The central government has been active in filling the vacuum. The Multi-State Cooperative Societies (Amendment) Act, 2023 introduced stronger governance norms for cooperatives operating across state boundaries. The National Cooperation Policy, which has been under discussion, aims to create model guidelines that states can adopt. The Ministry of Cooperation has also been pushing the computerisation of PACS — approximately 63,000 PACS are targeted — which brings digital transparency even where legal mandates are weak.

Yet none of this replaces a constitutional guarantee. There have been murmurs within policy circles about a fresh constitutional amendment — one that follows the proper ratification procedure this time. Whether Parliament and at least fifteen state legislatures can align on cooperative governance norms remains an open question in 2026. The political will exists at the Centre, but states guard their cooperative sector jurisdiction fiercely.

What Every Cooperative Member Should Do Now

Back in Anand, the dairy farmer I mentioned at the start continued supplying milk to his village cooperative through all of these legal shifts. He told a local journalist in 2023 that he never understood why elections suddenly stopped being guaranteed or why the society’s audit reports became harder to access. His experience is not unique — it is the default experience across India’s cooperative landscape.

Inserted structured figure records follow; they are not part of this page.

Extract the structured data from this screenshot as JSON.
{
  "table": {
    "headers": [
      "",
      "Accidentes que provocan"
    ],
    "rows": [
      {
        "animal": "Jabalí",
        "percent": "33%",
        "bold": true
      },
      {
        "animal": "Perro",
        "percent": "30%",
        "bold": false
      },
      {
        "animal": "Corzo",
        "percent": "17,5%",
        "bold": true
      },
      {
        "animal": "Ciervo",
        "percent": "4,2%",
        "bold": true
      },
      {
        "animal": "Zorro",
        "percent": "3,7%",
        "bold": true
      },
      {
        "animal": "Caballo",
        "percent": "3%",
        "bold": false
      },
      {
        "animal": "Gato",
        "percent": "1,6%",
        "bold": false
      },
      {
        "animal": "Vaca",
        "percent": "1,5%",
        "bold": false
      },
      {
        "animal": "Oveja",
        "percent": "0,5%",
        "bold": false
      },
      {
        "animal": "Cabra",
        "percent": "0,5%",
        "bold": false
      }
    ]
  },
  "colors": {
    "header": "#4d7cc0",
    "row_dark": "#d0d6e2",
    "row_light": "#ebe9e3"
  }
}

If you are a cooperative society member, I urge you to do three things. First, understand your state’s cooperative act — it is now the primary law governing your rights, not the Constitution’s Part IXB. Second, demand audited financial statements at every annual general meeting; this remains your right under state law in most jurisdictions. Third, engage with your district cooperative federation and push for elected governance. The 97th Amendment’s promise was sound. The procedure failed. But the principles it enshrined — transparency, accountability, democratic elections, member access — are not dead. They simply need cooperative members to fight for them through the institutions that remain.